Relative contraindications include
age >75 years;
current use of anticoagulation;
pregnancy;
noncompressible vascular punctures;
traumatic or prolonged cardiopulmonary resuscitation (>10 minutes);
recent internal bleeding (within 2 to 4 weeks);
history of chronic, severe, and poorly controlled hypertension;
severe uncontrolled hypertension on presentation (systolic blood pressure >180 mm Hg or diastolic blood pressure >110 mm Hg);
dementia;
remote (>3 months) ischemic stroke; and
major surgery within 3 weeks.
Recent surgery, depending on the territory involved, and minor injuries, including minor head trauma due to syncope, are not necessarily barriers to fibrinolysis.

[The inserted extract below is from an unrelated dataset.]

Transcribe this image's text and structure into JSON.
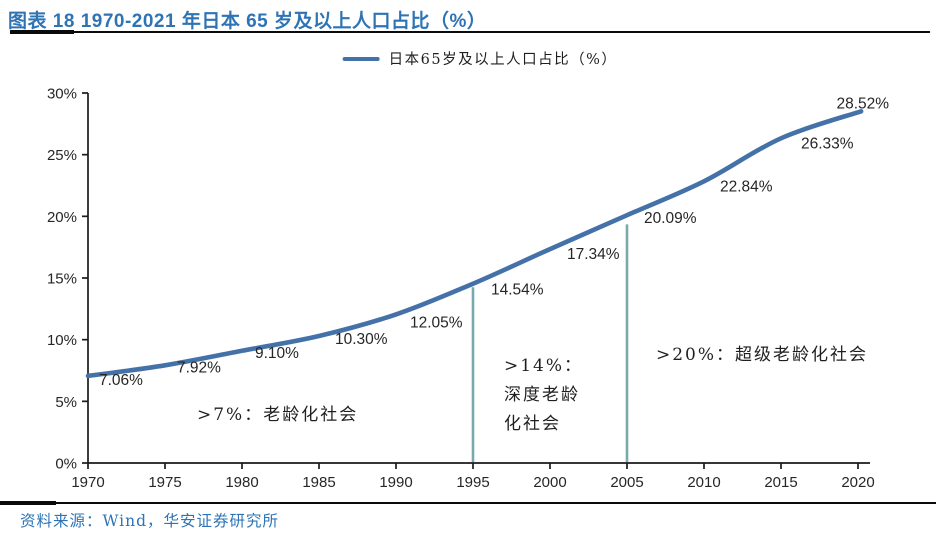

The clinician is in the best position to judge the relative merits of fibrinolysis on a case-by-case basis.
Further on who should get lytics
It is preferable to confirm the diagnosis of PE with imaging before fibrinolysis is initiated. When direct imaging is unavailable or unsafe because of the patient’s unstable condition, an alternative approach favors aggressive early management, including fibrinolysis, of the patient with sustained hypotension (systolic blood pressure <90 mm Hg for at least 15 minutes or requiring inotropic support, not clearly due to a cause other than PE) when there is a high clinical pretest probability of PE and RV dysfunction on bedside transthoracic echocardiography.We do not endorse the strategy of treating subjects with undifferentiated cardiac arrest with fibrinolysis, because this approach lacks clinical benefit.